6.1. [appellant] en anderen hebben hun verzoek om vergoeding van de kosten die zij in verband met de behandeling van het bezwaar hebben moeten maken, ingediend voordat de raad op het bezwaar heeft beslist. In het bestreden besluit heeft de raad het primaire besluit, daterend van 26 mei 2015, in stand gelaten. Nu het primaire besluit niet is herroepen, stelt de Afdeling vast dat in dit geval niet is voldaan aan de vereisten die artikel 7:15, tweede lid, van de Awb stelt aan toekenning van een vergoeding voor de in bewaar gemaakte proceskosten. Dat neemt niet weg dat de raad op grond van artikel 7:15, derde lid, van de Awb op het verzoek omtrent de proceskostenvergoeding van [appellant] en anderen had moeten beslissen. De Afdeling ziet evenwel aanleiding om dit gebrek te passeren met toepassing van artikel 6:22 van de Awb. Nu de raad het primaire besluit niet heeft herroepen en artikel 7:15, tweede lid, van de Awb om die reden aan toewijzing van het verzoek in de weg staat, had de raad slechts kunnen besluiten het verzoek af te wijzen. Vast staat derhalve dat [appellant] en anderen de kosten die zij voor de behandeling van hun bezwaar hebben gemaakt, niet vergoed zouden hebben gekregen als de raad wel op hun verzoek zou hebben beslist. [appellant] en anderen en andere belanghebbenden zijn door het gebrek in het bestreden besluit dan ook niet benadeeld.
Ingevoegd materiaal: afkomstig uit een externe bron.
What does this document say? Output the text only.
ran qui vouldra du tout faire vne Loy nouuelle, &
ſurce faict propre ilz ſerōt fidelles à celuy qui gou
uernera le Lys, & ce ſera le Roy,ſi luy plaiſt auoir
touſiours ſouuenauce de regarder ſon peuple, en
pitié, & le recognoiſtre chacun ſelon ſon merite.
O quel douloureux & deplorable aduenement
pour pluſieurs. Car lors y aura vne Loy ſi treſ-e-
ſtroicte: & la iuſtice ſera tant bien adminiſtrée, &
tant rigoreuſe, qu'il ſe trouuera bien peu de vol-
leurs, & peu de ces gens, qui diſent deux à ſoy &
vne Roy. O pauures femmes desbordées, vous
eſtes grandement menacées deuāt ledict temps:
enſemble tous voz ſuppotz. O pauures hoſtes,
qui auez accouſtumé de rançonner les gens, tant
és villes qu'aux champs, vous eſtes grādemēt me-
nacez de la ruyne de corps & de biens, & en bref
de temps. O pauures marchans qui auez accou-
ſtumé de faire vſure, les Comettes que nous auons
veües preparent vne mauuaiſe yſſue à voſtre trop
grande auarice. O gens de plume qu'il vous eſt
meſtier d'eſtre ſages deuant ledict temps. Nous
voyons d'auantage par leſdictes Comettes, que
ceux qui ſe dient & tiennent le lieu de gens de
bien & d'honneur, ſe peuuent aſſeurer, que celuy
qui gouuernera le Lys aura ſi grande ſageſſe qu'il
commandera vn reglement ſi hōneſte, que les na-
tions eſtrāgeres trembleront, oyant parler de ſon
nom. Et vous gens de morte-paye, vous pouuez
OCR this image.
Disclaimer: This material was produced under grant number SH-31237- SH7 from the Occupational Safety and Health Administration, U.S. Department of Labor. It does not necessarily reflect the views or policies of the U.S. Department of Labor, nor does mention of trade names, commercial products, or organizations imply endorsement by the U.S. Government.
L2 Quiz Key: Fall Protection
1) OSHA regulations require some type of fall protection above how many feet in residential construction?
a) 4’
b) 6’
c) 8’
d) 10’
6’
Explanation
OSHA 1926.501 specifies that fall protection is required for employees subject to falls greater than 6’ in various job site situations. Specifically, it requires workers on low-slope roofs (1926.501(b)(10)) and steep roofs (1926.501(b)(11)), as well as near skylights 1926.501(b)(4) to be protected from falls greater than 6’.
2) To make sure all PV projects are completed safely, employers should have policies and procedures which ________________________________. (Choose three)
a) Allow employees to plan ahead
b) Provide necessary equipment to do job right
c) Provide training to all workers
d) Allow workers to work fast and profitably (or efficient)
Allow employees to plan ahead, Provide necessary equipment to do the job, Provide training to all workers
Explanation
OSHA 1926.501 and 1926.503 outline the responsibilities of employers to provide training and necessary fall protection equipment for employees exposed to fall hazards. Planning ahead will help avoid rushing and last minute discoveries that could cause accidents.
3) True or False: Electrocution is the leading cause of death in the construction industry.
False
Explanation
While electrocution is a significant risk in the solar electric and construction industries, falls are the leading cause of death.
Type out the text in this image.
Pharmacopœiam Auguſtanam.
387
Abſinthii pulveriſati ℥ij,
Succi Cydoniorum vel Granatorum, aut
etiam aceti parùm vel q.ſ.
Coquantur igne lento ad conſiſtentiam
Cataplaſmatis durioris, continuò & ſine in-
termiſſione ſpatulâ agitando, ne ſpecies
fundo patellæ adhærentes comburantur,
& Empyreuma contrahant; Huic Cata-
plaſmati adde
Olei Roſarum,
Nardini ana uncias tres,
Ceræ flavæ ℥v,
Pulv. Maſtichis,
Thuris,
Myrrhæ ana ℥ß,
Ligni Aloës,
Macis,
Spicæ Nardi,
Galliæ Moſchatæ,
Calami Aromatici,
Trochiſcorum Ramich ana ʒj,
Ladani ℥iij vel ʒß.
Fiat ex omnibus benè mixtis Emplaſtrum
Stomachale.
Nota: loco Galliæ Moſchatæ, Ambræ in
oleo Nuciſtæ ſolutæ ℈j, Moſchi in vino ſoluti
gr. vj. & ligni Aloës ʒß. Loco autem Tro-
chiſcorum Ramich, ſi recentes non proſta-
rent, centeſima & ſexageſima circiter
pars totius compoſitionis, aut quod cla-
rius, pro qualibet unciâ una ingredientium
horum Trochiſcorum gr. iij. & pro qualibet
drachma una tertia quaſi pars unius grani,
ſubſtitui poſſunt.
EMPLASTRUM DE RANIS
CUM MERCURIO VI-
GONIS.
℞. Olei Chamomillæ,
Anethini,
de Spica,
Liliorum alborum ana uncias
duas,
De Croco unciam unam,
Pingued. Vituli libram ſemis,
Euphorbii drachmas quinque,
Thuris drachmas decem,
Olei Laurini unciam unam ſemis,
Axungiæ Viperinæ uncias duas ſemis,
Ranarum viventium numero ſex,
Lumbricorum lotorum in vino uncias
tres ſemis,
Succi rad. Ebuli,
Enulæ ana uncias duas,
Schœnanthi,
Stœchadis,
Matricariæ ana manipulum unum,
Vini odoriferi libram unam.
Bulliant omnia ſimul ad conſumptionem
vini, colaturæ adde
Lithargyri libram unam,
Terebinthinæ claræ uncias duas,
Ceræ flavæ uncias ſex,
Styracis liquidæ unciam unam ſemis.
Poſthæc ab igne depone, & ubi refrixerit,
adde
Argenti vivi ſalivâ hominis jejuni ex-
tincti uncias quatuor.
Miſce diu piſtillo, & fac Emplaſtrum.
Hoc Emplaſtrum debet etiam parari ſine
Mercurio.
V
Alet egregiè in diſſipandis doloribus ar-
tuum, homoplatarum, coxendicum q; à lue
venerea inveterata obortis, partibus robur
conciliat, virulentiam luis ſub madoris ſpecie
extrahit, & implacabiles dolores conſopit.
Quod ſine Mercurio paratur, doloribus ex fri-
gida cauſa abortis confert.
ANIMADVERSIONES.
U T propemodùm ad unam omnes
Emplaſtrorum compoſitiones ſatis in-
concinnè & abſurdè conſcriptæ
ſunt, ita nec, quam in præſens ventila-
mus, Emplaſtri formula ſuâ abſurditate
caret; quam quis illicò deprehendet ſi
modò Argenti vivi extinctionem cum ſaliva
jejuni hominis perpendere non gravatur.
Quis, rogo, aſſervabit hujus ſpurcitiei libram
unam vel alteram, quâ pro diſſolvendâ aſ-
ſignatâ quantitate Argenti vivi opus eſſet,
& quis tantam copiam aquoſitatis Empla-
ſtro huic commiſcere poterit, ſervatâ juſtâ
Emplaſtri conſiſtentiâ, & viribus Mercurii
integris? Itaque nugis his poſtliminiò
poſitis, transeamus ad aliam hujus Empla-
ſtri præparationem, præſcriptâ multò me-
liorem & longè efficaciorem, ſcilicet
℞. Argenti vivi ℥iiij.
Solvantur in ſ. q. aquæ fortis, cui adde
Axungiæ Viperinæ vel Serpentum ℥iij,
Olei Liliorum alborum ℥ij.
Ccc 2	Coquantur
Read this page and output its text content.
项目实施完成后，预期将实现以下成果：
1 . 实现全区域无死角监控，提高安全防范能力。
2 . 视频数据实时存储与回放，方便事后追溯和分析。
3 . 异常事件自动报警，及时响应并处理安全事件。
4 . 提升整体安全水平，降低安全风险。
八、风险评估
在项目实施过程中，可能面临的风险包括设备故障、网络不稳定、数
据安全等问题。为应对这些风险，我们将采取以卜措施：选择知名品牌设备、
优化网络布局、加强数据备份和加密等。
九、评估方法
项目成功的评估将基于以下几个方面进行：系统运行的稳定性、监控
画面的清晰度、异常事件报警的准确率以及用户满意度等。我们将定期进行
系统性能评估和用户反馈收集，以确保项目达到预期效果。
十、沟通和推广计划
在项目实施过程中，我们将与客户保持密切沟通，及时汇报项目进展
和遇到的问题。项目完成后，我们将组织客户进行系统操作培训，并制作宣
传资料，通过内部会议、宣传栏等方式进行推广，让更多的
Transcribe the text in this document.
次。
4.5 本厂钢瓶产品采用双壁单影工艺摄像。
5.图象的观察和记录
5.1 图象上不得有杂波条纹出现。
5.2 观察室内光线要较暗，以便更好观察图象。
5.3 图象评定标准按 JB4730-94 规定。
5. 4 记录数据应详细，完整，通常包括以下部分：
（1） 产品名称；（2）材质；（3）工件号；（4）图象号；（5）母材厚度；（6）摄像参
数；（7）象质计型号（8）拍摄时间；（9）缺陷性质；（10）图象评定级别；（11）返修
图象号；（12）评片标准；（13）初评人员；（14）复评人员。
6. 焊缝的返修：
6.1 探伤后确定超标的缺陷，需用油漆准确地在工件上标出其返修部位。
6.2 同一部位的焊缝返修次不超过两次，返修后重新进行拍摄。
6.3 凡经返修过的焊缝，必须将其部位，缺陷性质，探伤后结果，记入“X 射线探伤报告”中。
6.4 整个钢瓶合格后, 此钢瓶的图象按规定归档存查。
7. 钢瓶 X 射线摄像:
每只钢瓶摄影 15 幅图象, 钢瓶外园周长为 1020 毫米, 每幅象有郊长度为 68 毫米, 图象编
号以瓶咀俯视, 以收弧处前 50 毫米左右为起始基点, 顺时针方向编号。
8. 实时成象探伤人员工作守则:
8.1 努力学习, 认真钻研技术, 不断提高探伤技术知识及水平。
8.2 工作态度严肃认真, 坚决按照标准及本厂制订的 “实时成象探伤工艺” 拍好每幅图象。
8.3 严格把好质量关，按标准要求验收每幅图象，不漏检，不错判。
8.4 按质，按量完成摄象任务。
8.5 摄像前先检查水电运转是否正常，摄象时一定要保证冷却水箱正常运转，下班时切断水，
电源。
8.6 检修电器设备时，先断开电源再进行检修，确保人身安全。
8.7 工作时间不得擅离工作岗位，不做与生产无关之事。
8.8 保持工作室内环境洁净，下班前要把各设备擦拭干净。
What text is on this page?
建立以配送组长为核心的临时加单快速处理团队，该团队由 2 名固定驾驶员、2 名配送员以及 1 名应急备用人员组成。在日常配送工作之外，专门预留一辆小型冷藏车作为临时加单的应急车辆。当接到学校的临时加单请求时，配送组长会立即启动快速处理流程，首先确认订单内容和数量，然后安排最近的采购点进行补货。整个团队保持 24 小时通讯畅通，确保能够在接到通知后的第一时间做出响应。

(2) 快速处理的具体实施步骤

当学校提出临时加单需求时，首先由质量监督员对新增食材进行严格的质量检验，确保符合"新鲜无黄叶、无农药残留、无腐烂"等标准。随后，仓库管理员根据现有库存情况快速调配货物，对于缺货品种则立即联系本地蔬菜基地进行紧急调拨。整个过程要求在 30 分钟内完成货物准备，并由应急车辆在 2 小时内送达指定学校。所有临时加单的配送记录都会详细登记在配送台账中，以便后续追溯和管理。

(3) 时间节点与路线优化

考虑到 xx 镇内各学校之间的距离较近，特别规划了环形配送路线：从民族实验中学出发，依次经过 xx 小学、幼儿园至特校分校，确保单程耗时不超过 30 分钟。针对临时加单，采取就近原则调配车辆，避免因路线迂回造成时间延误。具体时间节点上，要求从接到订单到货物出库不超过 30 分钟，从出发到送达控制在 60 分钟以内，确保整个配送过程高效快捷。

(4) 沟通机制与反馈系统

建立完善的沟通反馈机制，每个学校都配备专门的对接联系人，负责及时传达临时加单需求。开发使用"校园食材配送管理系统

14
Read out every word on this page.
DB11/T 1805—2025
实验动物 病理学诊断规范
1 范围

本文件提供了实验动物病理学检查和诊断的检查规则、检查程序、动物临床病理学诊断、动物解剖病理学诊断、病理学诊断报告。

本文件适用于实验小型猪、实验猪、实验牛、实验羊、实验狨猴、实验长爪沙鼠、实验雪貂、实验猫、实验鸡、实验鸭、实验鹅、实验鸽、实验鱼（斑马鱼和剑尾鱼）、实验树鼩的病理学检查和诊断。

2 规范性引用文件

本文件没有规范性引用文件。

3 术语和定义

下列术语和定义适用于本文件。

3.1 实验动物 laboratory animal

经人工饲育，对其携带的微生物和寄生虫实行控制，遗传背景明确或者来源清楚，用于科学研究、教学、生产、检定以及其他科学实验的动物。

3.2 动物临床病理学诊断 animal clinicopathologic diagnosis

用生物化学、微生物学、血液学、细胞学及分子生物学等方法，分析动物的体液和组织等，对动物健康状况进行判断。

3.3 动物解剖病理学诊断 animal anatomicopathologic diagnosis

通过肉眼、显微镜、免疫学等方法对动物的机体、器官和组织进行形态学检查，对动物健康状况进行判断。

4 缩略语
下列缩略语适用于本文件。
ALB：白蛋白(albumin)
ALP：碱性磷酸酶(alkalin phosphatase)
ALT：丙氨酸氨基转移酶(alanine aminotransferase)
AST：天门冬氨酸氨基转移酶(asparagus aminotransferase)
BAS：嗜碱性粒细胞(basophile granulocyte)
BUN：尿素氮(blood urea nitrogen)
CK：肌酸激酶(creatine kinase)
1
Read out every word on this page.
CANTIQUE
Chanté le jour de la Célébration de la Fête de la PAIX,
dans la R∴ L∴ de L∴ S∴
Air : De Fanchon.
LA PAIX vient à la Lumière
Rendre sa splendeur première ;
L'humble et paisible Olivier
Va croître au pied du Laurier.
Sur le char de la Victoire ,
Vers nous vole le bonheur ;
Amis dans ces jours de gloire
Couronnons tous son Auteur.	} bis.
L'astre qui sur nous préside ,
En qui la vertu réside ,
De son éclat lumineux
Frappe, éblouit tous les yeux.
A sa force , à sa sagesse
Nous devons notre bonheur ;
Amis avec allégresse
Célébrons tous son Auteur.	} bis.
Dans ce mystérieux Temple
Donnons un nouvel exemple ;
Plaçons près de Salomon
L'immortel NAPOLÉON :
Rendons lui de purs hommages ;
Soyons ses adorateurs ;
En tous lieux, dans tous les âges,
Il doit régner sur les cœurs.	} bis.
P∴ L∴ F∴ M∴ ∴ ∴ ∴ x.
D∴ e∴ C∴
Het betoog is terecht voorgedragen, maar leidt niet tot vernietiging van het bestreden besluit.
Conclusie
7. Het beroep van [appellant] en anderen tegen het besluit van 24 november 2015 is ongegrond.
Proceskosten
8. Voor een proceskostenveroordeling bestaat geen aanleiding.
Beslissing
De Afdeling bestuursrechtspraak van de Raad van State:
verklaart het beroep ongegrond.
Aldus vastgesteld door mr. J. Hoekstra, voorzitter, en mr. D.J.C. van den Broek en mr. J.Th. Drop, leden, in tegenwoordigheid van mr. M.M. van Driel, griffier.
w.g. Hoekstra w.g. Van Driel
voorzitter griffier
Uitgesproken in het openbaar op 9 november 2016
414-831.
BIJLAGE
* Bij rechtsoverweging 3
Algemene wet bestuursrecht
Artikel 3:2
Bij de voorbereiding van een besluit vergaart het bestuursorgaan de nodige kennis omtrent de relevante feiten en de af te wegen belangen.
* Bij rechtsoverweging 6
Algemene wet bestuursrecht
Artikel 6:22
Een besluit waartegen bezwaar is gemaakt of beroep is ingesteld, kan, ondanks schending van een geschreven of ongeschreven rechtsregel of algemeen rechtsbeginsel, door het orgaan dat op het bezwaar of beroep beslist in stand worden gelaten indien aannemelijk is dat de belanghebbenden daardoor niet zijn benadeeld.
Artikel 7:15
1. Voor de behandeling van het bezwaar is geen recht verschuldigd.
2. De kosten, die de belanghebbende in verband met de behandeling van het bezwaar redelijkerwijs heeft moeten maken, worden door het bestuursorgaan uitsluitend vergoed op verzoek van de belanghebbende voorzover het bestreden besluit wordt herroepen wegens aan het bestuursorgaan te wijten onrechtmatigheid.
3. Het verzoek wordt gedaan voordat het bestuursorgaan op het bezwaar heeft beslist. Het bestuursorgaan beslist op het verzoek bij de beslissing op het bezwaar.